InAppropriateMeal wrote:
NTA. But...since she struggles with infertility and mothers day and knowing your other DIL is pregnant must be very hard for her it would of been a nice gesture.
Savings-Breath-9118 wrote:
I don’t get y t a ‘s here. OP didn’t brag about what she done, the daughter-in-law did group pictures and chat about the gifts they’ve received. Mother’s Day is going to be hard for Jenny no matter what - and if she actually asked, where is my basket, it would seem very weird to me that the OP would then send her a basket of dog treats.
I think acknowledging her hurt and how it might hurt to see others get gifts for their children would’ve gone a long way rather than arguing with her that she’s not a mother. OP wasn’t particularly gracious, but I don’t think that makes her an AH.

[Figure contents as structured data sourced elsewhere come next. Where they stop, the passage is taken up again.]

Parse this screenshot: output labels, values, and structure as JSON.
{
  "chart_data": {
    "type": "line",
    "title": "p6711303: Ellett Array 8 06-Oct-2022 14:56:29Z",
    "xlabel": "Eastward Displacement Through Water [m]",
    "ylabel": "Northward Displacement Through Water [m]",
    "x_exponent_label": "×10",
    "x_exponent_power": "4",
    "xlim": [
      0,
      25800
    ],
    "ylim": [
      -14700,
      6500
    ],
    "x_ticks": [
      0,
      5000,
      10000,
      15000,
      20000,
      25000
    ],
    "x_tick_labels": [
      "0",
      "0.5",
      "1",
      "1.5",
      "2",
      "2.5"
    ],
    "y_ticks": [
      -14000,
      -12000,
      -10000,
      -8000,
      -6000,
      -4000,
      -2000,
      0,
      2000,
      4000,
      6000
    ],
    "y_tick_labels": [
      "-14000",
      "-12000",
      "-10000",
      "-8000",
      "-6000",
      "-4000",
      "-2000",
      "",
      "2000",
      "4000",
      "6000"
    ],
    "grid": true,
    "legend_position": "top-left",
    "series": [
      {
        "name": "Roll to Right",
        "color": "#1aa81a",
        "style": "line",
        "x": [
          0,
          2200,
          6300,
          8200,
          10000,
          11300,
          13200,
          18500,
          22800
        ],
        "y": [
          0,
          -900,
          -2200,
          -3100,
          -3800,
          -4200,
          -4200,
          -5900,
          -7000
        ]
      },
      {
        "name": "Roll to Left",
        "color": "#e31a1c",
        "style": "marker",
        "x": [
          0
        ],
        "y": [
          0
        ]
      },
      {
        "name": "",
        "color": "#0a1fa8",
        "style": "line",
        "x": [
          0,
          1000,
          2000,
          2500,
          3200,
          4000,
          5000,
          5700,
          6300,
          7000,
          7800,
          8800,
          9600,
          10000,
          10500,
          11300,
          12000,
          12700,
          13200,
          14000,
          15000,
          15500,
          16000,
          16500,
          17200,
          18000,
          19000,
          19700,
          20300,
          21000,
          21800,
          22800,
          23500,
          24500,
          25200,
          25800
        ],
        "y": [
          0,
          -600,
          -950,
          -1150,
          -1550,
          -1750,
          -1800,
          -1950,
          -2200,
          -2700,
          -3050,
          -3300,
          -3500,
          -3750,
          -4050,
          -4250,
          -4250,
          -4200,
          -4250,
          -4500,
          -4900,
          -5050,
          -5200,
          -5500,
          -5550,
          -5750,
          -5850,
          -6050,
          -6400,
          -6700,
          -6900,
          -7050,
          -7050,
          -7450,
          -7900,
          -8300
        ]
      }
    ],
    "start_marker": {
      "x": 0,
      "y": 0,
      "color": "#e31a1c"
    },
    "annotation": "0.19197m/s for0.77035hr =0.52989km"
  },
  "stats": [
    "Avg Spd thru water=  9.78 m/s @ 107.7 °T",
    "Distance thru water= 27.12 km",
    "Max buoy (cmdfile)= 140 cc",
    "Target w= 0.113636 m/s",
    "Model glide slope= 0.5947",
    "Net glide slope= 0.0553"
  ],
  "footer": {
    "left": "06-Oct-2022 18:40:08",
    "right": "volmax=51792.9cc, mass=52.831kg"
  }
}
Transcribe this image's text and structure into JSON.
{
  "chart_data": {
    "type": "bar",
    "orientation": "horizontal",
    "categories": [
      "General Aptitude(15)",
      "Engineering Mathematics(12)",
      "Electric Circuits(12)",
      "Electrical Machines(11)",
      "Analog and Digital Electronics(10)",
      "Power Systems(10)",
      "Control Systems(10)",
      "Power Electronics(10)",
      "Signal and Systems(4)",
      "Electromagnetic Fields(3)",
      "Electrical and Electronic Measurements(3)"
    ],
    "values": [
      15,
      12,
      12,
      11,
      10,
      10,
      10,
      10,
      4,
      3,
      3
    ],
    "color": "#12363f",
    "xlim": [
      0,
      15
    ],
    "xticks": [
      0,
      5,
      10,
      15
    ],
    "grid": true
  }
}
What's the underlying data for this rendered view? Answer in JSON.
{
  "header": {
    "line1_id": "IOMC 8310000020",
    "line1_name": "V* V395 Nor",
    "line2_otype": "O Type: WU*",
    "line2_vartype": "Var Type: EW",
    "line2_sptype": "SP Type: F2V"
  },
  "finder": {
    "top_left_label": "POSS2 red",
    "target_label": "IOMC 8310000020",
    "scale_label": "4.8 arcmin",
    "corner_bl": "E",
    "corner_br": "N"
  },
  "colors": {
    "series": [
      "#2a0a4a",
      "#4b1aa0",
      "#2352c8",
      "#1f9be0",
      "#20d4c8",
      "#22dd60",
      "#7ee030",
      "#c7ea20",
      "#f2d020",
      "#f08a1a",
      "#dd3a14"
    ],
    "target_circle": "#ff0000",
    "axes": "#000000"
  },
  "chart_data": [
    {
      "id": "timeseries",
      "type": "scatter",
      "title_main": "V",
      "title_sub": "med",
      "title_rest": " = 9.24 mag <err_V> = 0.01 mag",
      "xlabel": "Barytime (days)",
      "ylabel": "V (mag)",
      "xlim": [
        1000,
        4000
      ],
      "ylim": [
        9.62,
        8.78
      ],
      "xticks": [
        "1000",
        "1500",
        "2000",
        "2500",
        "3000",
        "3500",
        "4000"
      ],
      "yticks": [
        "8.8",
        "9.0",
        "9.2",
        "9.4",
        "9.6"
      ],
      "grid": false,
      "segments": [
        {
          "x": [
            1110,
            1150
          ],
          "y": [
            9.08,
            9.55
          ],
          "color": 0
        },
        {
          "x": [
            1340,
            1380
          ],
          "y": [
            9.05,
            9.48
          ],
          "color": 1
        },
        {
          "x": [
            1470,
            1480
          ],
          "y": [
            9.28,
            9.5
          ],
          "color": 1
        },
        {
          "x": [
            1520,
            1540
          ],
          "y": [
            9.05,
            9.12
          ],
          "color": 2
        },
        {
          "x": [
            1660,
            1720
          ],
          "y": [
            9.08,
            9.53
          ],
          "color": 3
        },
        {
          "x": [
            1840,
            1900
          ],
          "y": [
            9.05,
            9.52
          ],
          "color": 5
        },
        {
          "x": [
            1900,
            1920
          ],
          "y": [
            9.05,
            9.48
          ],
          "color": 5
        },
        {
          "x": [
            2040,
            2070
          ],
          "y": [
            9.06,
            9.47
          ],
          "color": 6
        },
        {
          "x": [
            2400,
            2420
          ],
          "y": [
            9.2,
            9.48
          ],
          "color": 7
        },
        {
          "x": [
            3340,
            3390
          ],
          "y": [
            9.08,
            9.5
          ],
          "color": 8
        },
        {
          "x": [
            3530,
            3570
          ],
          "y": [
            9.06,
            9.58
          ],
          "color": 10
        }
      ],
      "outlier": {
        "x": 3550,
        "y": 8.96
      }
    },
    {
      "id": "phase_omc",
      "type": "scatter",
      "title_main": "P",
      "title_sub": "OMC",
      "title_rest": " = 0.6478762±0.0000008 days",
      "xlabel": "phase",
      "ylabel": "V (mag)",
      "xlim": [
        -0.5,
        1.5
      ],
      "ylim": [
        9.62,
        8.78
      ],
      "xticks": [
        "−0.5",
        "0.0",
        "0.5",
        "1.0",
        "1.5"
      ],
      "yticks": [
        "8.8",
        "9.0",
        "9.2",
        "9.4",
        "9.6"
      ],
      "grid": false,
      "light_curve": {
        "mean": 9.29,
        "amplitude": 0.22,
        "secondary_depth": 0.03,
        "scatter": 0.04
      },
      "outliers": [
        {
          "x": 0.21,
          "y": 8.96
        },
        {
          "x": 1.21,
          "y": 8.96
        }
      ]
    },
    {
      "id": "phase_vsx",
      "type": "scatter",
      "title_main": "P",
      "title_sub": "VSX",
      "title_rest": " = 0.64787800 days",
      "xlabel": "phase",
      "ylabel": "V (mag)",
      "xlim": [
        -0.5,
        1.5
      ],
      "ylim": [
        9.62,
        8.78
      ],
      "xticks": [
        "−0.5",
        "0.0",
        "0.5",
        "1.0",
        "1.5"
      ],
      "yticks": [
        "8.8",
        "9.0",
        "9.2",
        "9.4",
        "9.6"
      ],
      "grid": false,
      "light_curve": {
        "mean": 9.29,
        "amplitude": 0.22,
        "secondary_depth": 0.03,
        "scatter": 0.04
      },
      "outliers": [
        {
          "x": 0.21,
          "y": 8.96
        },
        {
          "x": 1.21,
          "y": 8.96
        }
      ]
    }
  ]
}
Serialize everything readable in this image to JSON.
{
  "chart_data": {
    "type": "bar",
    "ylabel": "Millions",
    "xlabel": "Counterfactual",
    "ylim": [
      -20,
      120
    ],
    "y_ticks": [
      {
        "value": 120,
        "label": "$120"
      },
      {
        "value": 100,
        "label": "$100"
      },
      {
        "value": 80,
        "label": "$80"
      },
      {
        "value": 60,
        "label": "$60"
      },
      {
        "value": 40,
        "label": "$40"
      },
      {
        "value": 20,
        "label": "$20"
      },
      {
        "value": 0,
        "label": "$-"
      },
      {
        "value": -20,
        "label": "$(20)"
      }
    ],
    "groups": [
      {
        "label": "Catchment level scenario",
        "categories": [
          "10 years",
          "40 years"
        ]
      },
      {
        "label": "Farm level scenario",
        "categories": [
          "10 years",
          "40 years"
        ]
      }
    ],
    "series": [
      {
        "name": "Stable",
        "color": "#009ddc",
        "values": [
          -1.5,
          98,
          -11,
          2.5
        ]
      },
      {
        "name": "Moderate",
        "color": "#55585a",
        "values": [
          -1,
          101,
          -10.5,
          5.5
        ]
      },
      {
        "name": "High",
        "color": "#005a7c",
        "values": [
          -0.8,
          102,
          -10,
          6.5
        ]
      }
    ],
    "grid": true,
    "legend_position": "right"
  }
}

longjumping_mood9835 wrote:
ESH. You say that she has infertility issues. Why would you not ask your son how she would react to a basket that makes the most sense to help cheer her up.
There would be so many beautiful ways to show your DIL that you were thinking of her in a caring way. You actively chose not to think of a way to honor her because she doesn't have living human children.
Now, if she was child free by choice, that would be different. I'm also of the opinion that getting someone other than your own mother/grandmother a gift is weird. Hosting a brunch for the whole family or something is different. The spouses should be helping the children get gifts for the other. That's just me though.
HisGirlFriday1983 wrote:
God you suck. You have no idea how hard infertility is. She knows her pets aren't her kids but you could have done something nice and include her so she doesn't feel more empty and broken on a day that is incredibly painful for people with infertility. Then to say she is not a mom is just so uncalled for.
I'm sure I'll get downvoted for this but you purposely excluded someone you know is struggling with infertility. You're not the AH for not saying her dogs were kids but YTA for going out of your way to make her feel small and excluded when you KNOW she is dealing with infertility. It costs nothing to be kind. You could have sent her a basket and a card that says motherhood comes in different ways.
lilgirlpumkin wrote:
Umm. The dogs were probably not meant as actual children, but as a way to say hey I'm here too...we aren't pregnant, but we have doggie children. The pain I hear in the DiLs statement, trying to express her feelings in a comedic way...with the other DIL pregnant. Shame on you all, where did kindness and empathy go?
MIL probably treated her children differently and had favorites.
It wouldn't have hurt her one bit to respond with a pets are kids too card and a few doggie treats, and it would have meant the world to the DiL.